The names of other foreign one-film wonders include actors Rachel Shelly and Tobey Stephens, who starred in Oscar-nominated Hindi blockbuster “Lagaan”, Lena Christensen in “Bombay to Bangkok”, Alice Patten from “Rang De Basanti”, Annabelle Wallace in ``Dil Jo Bhi Kahe”, Brande Roderick’s in “Out of Control”, Ali Larter from “Marigold”, and Eleanor Glynn in “India Rocks”.
It is the exposure and an opportunity to diversify their acting portfolios at the beginning of their careers (akin to what some young management executives do to get a taste of emerging India in their business portfolios) that attracts some young foreign actors, even when the roles in Hindi films are small and limiting.
Certainly, the Indian film movie is nothing if not hyperactive, providing considerable opportunity for those seeking a niche in the movie business. According to the website Wikipedia, in 2003, the last year cited, Bollywood produced a staggering 877 feature films, most of them racy and lavish musicals, and another 1,177 shorts. India is said to account for 73 percent of all the movie admissions in the entire Asia-Pacific region, drawing as many as a billion moviegoers every three months. Given the abundance of opportunity, scale, varied audiences, budgets, the attraction to Bollywood is likely to continue unabated for some time.
“Bollywood is the most happening industry at this moment in the world and I am more than glad to come and settle here in Mumbai,” said the Australian Tania Zanetta. “Something which I can do is dance to these songs that are hugely popular among the masses.”
Of those who attain superstardom, only Katrina Kaif among the foreigners has been repeatedly cast and considered among the top three, in a rapid and fragile numbers game that can change overnight. Despite language barriers – and many say acting ability barriers as well – her mega-hits include “Humko Deewana Kar Gaye”, “Singh Is King”, “Race” and “Welcome”, “Namaste London”.
“With good looks, great body language and constant improvement, hard work and a careful choice of films and roles, Katrina’s film career has been on a steady incline,” says filmmaker Vipul Amrutlal Shah. Her boyfriend, acting star Salman Khan, has also helped.
However, some have a different take about fair-skinned thespians in Bollywood. Reports suggest that Indian filmmakers face a continuous dilemma with the censor board’s cutting and banning of skin-shows. Indian actors often refuse to shoot potentially career destroying scenes, meaning the answer is sought in the casting of whites.

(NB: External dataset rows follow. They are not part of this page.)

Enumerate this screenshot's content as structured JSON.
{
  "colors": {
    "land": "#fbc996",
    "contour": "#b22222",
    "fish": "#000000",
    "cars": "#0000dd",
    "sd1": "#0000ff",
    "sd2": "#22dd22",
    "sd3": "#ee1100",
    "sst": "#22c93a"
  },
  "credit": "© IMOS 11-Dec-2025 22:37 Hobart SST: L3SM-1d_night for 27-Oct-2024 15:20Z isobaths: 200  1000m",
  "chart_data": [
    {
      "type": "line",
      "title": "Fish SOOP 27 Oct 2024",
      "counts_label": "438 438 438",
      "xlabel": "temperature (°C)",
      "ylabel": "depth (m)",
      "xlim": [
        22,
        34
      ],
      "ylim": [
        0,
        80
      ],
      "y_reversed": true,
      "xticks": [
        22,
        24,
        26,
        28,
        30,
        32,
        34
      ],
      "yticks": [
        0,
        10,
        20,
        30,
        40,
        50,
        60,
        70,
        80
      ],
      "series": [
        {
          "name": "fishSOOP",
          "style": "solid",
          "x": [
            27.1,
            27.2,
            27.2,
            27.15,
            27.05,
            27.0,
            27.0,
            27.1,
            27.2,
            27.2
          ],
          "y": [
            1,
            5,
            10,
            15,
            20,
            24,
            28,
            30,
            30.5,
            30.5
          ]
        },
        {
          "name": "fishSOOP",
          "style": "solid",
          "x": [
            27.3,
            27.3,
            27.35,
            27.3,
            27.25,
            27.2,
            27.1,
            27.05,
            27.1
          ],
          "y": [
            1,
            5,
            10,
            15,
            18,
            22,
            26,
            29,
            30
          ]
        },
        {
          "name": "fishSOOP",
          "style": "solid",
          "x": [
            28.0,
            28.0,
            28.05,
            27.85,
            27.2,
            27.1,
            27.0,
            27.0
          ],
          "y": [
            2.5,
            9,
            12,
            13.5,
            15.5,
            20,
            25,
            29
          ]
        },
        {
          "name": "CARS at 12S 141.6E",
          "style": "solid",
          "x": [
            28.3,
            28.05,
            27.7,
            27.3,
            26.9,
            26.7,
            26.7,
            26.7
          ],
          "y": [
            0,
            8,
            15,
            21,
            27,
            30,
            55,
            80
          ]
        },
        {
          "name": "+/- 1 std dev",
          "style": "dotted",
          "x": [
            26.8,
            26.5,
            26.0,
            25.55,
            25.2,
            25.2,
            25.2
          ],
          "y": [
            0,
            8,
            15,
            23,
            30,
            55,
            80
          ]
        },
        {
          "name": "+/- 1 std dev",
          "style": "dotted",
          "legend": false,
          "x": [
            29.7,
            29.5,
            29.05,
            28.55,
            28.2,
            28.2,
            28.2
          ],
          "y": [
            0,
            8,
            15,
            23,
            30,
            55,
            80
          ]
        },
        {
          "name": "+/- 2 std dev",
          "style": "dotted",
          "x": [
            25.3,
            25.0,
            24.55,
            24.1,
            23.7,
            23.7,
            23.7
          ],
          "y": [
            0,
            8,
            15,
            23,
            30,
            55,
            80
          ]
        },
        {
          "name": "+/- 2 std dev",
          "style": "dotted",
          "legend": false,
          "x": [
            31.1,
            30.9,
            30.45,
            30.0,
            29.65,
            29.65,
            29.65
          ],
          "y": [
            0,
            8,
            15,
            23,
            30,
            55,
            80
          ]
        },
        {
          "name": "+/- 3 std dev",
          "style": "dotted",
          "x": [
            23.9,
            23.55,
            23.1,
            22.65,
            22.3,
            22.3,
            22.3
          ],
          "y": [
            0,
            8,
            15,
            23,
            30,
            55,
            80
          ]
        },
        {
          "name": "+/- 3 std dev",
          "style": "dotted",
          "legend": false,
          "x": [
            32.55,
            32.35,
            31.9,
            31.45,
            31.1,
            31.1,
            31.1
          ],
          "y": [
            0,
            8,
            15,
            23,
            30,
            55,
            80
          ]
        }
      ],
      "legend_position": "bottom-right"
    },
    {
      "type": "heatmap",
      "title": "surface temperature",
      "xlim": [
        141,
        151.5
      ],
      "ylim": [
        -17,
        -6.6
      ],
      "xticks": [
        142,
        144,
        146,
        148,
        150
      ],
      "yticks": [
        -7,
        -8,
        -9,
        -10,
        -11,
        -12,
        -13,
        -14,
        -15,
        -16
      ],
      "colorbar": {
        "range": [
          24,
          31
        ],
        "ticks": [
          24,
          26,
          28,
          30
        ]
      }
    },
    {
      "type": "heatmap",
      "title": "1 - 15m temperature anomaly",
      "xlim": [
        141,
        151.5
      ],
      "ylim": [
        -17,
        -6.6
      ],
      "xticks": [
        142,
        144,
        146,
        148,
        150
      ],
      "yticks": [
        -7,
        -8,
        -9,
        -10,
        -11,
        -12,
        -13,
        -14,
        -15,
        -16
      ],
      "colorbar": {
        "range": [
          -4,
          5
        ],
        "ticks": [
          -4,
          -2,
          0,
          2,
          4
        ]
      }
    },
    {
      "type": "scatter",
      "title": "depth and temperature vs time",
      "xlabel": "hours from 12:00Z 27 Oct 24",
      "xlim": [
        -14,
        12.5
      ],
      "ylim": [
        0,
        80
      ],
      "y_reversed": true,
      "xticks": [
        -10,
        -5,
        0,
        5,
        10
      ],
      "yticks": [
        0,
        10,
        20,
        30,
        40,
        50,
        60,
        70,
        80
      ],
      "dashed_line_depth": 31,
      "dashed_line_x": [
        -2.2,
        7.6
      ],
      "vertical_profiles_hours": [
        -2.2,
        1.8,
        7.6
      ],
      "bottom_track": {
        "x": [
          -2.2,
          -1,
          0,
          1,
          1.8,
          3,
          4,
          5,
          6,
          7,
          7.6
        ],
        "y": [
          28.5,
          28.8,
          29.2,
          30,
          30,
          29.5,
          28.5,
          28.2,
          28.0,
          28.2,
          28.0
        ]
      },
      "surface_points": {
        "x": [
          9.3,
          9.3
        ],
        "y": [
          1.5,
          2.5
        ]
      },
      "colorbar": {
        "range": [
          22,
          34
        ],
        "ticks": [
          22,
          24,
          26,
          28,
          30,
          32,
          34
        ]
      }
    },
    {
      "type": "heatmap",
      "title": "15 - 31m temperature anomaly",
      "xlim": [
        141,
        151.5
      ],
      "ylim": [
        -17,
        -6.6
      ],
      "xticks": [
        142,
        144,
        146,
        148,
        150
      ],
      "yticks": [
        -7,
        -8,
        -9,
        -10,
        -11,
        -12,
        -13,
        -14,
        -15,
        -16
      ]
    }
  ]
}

There is an impression that more liberal Westerners with not much at stake with the local community in terms of family, image and reputation are willing to shed more clothing than most Indians. Thus directors of many B-Grade Hindi movies have been using foreign actors at lower prices and with fewer inhibitions to appear in steamy roles.
Industry mavens like S. Vijayan, the general secretary of the All India Film Employees Confederation, the Indian equivalent of Screen Actors Guild, however, say that work exists for anyone who is willing to work hard, whether fair or dark skinned.
So the Bollywood juggernaut continues to roll, sometimes albeit with a fairer tinge.